Wow just stepped outside when the hail started. Strange this is that there is blue sky to the south, west, and north. Must be coming from the east. I live in fleetwood in Surrey

Steve


----------



## kaisa (Apr 21, 2010)

very weird. we got beautiful blue skies in new west right now though it is kinda cold. the clouds look really mad looking towards surrey


----------



## gimlid (Apr 23, 2010)

You think thats bad?
I'm working in Edmonton for another week and there was 5" of snow here today.
I wish I was at home haha.


----------



## L!$A (Apr 21, 2010)

I can hear the rain on the roof of my building.. it's coming down pretty heavy!!


----------



## plantedinvertz (Apr 21, 2010)

Its sunny here


----------



## Claudia (Apr 21, 2010)

I went to pick my car up and in Coquitlam was hailing and raining really bad


----------



## plantedinvertz (Apr 21, 2010)

Claudia said:


> I went to pick my car up and in Coquitlam was hailing and raining really bad


Thats weird... nvm it just started raining really hard...The weather is messed up


----------



## rescuepenguin (Apr 21, 2010)

It is a very unsettled system, it has been bright and sunny here for the 3-4 hours...I guess the system moved on.
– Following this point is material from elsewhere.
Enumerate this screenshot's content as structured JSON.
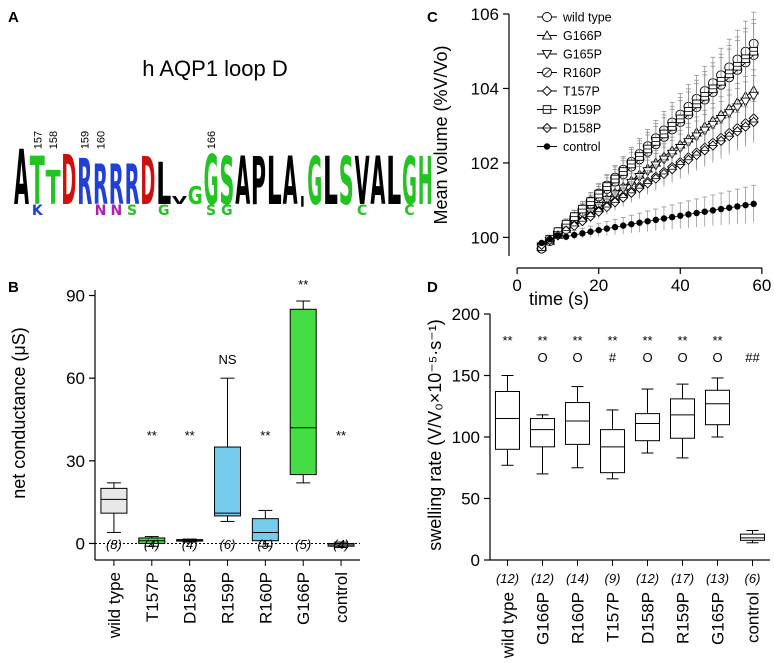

I heard about the snow in Edmonton and understand that there is even more coming for most of Alberta.


Steve


----------



## cowis (Apr 21, 2010)

i worked in fleetwood today. went from cloundy to hail then bigger hail then sunny then hail lighting and thunder back to sunny. worst of it was we rushed threw the hail to take lunch (say 10 ish) then as soon as we went for lunch it cleared up and was sunny. then lunched ended and as soons as i stepted out of my truck it started back up agian!


----------



## L!$A (Apr 21, 2010)

Yah it was very unpredictable! It was raining/hailing at my work in Coquitlam, and then just towards Pitt Meadows it was beautiful and sunny !


----------